É notório que o governo de Assad era impopular. Finalmente, havia pessoas que passaram mais de quatro décadas de suas vidas presas. Ainda assim, atribui-se os milhões de refugiados à perseguição política? Ou seriam as condições de vida terríveis sob sanções imperialistas, em meio a uma guerra civil com participação de praticamente todos os países imperialistas? Não entendemos como esses milhões de refugiados retornaram para uma Síria que continua sendo bombardeada, que continua pobre.
O texto diz que o HTS foi “recebido com apreensão por todas as potências imperialistas” o que achamos curioso dado o espaço oferecido a Golani nos principais meios de comunicação burgueses. Incluem na lista dos imperialistas a Rússia, o que talvez explique a festividade em torno da derrubada de Assad.
“Por hora, não esperamos da parte desta direção política qualquer iniciativa anti-imperialista, seja contra os interesses estadunidenses e sionistas, seja contra a ingerência russa ou iraniana.” Suspeitamos que talvez algo já tenha sido feito contra a “ingerência” iraniana, dadas as dificuldades enfrentadas pela resistência contra “Israel” no Líbano e na Palestina, mas não deixa de ser curioso a equiparação das “ingerências”.
Mais adiante somos introduzidos à ideia de “potências imperialistas, globais ou regionais”. Sim, o imperialismo, a ditadura mundial dos monopólios, aparentemente é composto de potências regionais. Todas essas potências foram “apanhadas de surpresa” pela queda de Assad. Ao lado do “imperialismo regional”, a tese da surpresa, com jornalistas da CNN plantados no local para forjar gravações e entrevistar os heróis, é muito difícil de sustentar.
De qualquer maneira, a Resistência quer o “fora todos”: “Exigimos a todos, aos EUA, UE, Israel e Rússia, em primeiro lugar, mas também à Turquia e ao Irã: mãos fora da Síria!” Estão muito preocupados com o “sub-imperialismo turco”…
Finalmente, são obrigados a manipular os fatos. Recorrem ao Hamas para chancelar sua posição reacionária, alegando que a organização palestina “congratulou o povo sírio pela queda de Assad”. A nota não menciona o nome de Assad, apesar de parabenizar o povo sírio, mas afirma “a unidade da Síria e a integridade de seus territórios, e o respeito ao povo sírio, sua vontade, independência e escolhas políticas.” A Resistência, por outro lado, sabe o que é melhor para os sírios:
“[…] não temos qualquer esperança que nenhum governo burguês, islâmico ou nacionalista, nenhum bloco imperialista ou sub-imperialista possa cumprir esse papel.
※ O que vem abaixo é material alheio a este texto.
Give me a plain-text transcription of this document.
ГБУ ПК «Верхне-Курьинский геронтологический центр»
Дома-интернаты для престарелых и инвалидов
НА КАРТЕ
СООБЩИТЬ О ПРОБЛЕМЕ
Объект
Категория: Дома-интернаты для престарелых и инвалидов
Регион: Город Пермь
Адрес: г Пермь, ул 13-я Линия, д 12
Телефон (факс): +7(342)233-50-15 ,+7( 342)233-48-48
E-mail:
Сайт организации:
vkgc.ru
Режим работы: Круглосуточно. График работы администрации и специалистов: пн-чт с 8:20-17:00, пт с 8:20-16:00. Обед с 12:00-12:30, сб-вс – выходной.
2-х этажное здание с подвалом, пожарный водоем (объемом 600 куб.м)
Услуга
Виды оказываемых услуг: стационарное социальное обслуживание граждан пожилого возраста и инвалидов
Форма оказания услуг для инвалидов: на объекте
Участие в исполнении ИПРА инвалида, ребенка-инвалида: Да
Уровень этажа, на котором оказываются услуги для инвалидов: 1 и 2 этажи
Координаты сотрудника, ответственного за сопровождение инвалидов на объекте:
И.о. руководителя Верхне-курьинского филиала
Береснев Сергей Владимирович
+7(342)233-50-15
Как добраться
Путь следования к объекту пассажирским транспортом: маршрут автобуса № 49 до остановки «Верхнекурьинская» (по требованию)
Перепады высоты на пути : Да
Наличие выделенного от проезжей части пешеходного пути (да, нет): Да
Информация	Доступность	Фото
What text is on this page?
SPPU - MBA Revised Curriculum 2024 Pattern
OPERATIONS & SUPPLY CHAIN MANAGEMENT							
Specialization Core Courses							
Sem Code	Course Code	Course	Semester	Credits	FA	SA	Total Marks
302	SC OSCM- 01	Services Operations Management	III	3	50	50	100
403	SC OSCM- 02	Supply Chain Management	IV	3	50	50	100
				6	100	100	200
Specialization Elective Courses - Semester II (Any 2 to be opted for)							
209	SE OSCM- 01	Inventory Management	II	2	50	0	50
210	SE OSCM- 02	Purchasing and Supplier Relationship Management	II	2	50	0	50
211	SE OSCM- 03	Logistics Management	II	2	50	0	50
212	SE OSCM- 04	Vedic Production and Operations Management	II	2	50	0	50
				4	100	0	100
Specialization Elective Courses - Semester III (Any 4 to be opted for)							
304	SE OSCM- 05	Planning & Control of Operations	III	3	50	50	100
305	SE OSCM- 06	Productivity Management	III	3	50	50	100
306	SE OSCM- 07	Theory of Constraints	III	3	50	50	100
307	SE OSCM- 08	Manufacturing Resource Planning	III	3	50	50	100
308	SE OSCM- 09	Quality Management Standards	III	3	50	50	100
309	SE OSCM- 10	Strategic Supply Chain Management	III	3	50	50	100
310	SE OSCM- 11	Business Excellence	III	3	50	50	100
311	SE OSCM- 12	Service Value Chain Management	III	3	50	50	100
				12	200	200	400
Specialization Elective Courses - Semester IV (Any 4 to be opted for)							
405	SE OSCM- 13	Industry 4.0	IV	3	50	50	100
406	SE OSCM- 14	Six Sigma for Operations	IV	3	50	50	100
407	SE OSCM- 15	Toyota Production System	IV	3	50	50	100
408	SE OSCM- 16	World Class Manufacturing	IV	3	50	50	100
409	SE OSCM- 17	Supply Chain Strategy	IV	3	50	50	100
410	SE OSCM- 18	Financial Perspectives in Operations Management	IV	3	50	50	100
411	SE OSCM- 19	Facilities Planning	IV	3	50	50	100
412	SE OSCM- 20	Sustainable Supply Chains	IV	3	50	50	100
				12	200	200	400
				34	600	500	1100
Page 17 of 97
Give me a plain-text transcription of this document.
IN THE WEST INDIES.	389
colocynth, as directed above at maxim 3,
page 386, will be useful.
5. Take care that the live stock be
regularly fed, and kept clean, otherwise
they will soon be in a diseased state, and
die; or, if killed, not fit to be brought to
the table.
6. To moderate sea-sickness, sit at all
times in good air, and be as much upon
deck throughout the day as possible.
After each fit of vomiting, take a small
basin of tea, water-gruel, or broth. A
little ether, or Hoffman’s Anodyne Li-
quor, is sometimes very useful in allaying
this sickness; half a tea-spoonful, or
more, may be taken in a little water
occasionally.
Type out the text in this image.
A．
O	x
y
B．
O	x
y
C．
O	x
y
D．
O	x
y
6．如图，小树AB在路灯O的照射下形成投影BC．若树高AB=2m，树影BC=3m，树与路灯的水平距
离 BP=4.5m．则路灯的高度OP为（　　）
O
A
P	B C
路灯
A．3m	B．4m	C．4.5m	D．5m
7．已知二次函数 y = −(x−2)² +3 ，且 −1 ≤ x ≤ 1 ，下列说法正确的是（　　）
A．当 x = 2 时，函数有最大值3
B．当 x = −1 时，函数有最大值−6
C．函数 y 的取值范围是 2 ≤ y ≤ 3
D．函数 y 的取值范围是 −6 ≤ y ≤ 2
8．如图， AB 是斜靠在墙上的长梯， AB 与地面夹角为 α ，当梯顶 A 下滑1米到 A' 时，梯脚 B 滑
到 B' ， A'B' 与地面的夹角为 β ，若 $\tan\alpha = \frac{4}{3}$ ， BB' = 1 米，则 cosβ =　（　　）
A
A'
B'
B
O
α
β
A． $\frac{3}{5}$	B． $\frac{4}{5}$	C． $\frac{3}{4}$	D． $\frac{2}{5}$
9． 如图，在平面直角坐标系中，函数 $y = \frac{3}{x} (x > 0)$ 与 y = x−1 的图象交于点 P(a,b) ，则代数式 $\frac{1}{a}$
Não será o arranjo de forças entre o chamado ‘eixo da resistência’, um bloco subordinado ao sub-imperialismo iraniano, que cumprirá um papel libertador, muito menos o imperialismo estadunidense, europeu, russo ou chinês.”
Não será nenhum desses setores, será o povo sírio que, certamente não é burguês, mas que também não é islâmico, nem nacionalista. Um povo sírio marxista, de preferência, que só existe na cabeça de nossos autores. Dado que esse povo ideal não existe na realidade, igualando todas as forças “imperialistas”, vemos o verdadeiro lado da Resistência, o imperialismo.